On taking issue with the bribery aspect of the Elf:

I’d agree to this if every parent wasn’t guilty of it at some point. The parent who can come to me and sat they’ve never offered their child anything as a reward for good behavior can show me their Parent of the Year certificate and I’ll kiss it. I’ll kiss it in my Santa boxers and my ugly Christmas sweater.

So, because you have bribed them a few times so you can pee alone or get through a trip to Target without a major meltdown means we should keep up a bribe to get them to behave the entire month of December because, presents? And what of the other 11 months of the year? Maybe we need an Elf for all seasons!

The end:

You aren’t better than me because you’ve taken a stand against Elf on the Shelf. You aren’t raising less gullible kids. The fact that you don’t like it when other parents post pictures on Facebook of an elf who has painted snowmen on their child’s face doesn’t make me admire you more.

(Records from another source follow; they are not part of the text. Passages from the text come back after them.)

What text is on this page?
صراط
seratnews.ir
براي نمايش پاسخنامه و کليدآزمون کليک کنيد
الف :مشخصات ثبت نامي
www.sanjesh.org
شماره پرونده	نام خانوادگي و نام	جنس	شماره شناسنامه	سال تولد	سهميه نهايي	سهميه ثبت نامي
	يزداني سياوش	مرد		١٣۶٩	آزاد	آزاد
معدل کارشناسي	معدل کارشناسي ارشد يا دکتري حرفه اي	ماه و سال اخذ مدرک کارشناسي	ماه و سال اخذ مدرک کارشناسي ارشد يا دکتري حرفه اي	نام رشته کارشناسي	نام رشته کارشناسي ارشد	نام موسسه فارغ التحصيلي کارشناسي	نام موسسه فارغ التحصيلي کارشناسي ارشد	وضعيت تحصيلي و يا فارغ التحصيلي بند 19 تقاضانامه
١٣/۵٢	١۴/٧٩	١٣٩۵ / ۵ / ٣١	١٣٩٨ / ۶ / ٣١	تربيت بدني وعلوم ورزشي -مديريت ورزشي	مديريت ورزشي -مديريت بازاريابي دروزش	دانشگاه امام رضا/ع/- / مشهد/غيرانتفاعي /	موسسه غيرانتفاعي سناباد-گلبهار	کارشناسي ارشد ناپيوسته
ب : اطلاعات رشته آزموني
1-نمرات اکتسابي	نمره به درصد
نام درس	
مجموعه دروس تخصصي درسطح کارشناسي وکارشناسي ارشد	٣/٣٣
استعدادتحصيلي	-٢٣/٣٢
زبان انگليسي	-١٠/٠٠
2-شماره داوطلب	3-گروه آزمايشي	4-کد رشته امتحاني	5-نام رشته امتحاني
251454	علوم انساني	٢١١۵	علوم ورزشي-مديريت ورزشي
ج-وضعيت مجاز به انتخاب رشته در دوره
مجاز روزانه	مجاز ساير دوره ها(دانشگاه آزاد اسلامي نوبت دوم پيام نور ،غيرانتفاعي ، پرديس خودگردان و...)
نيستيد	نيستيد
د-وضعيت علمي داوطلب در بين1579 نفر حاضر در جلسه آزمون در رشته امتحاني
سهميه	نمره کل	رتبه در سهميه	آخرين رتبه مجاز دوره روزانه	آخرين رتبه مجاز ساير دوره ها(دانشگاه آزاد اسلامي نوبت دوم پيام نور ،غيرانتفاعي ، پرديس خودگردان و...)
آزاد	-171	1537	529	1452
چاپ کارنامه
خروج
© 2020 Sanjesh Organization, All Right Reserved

I’m just an average guy doing average things with a toy. My kid smiles when Elf has fallen down on the floor. I don’t care how many page views you get by writing about how Elf on the Shelf will never be in your house because xx. I don’t care that in your strange logic, my kids are being spoiled by having yet another make-believe character giving them crap.

Every time my kids smile because they’ve seen Elf doing something stupid, I feel victorious. I’ll do it until I’m 135 if the smiles keep coming, because there are too many points in their life when smiles won’t be there.

I am not asking for admiration and by no means do I think I am better than anyone. I’m a parent making a decision I think is right for my children and I don’t need to hear that all of my reasons are invalid. And I’m not sure it makes them less gullible, but when they whine to me about their friends Elves, I tell them freely that they can be purchased at Barnes and Noble for $29.95 and that makes them not at all magical. I don’t think I am better for saying that but it’s what sits right with me and makes MY children smile. Sure, they still get jealous now and then of their friends with an Elf but they understand he isn’t real. And as strange as you think my logic is for having solid and thoughtful reasons for not buying into this, I find it strange that you seem so bent on convincing us all that it’s totally cool. Now if you will excuse me, I’m off to make my kids frown. Because that’s how us non-Elf-having parents roll.